Don't turn a blind eye to para-athletes

Earlier this week, I stepped into the shoes of a blind person for a brief moment, when the organisers of the ASEAN Para Games (APG) hosted a meal with a difference, after a demonstration of two APG sports.

Some participants dined without the use of one or both hands, while I was blindfolded to simulate blindness.

I took some time to orientate myself, and to allow myself to be helped by a "caregiver" in getting my food from the buffet line, and told where each dish was placed on my plate.

I eventually took off my blindfold five minutes into the meal, having to return a text message, at which the coordinator said:

"You can easily take off your blindfold but, for our athletes, this is forever."
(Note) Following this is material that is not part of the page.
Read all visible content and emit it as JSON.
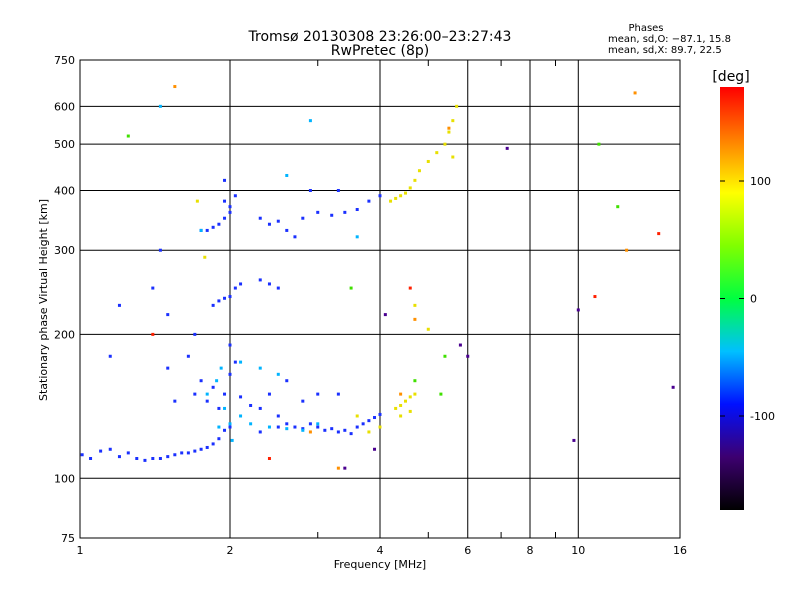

That struck a chord for me, and deepened my appreciation for the visually impaired people here.

Not many able-bodied people may have had the same experiences as my fellow participants and I, but I was actually heartened by the response that many had in the ASEAN Para Games transport debacle yesterday.

The fact that people are angry that our para-athletes might be treated as "second-class citizens" at the APG, compared to the SEA Games athletes, is a positive thing.

They worry about the physical challenge that these athletes face in negotiating fare gates at the MRT stations and the crowd in the trains; they fret over the mental states of these sportsmen before their competitions if they take public transport; they are concerned about people getting lost and turning up late for their events.

In short, they empathise and care.

Despite what others might say about how "emotionless" Singaporeans are, we have shown our capacity to openly appreciate, support and care for one another this year - first, at the death of Singapore's founding Prime Minister Lee Kuan Yew, and then the sea of red at the SEA Games in June.

There is no reason, then, that we cannot do the same during the APG this December.

Yes, some may have no clue what sports like goalball and boccia are about, but the Games will be a perfect opportunity to learn and appreciate something new.

After all, one does not need to pay to watch any of the 15 sports, and there will be plenty for individuals and families to do at the Sports Hub and the Marina Bay Sands (MBS) - the two main areas of competition.

You may even get to interact with the APG athletes if they choose to take the MRT train between the MBS, where they are staying, and the Sports Hub.

Even if you are too shy, a smile, a pat on the back, a simple "good luck" or "good job" can go a long way in lifting their spirits after a bad day, or propelling them to perform above themselves.

After all, whether they are Paralympic champions, or Asian Para Games gold medallists, or debutants who have picked up a sport barely a year ago, they all have overcome their physical limitations to pursue greatness.

Regardless of their physical stature, they have slayed their personal demons to stand tall in sport.

With your help, they can become giants who deserve plaudits.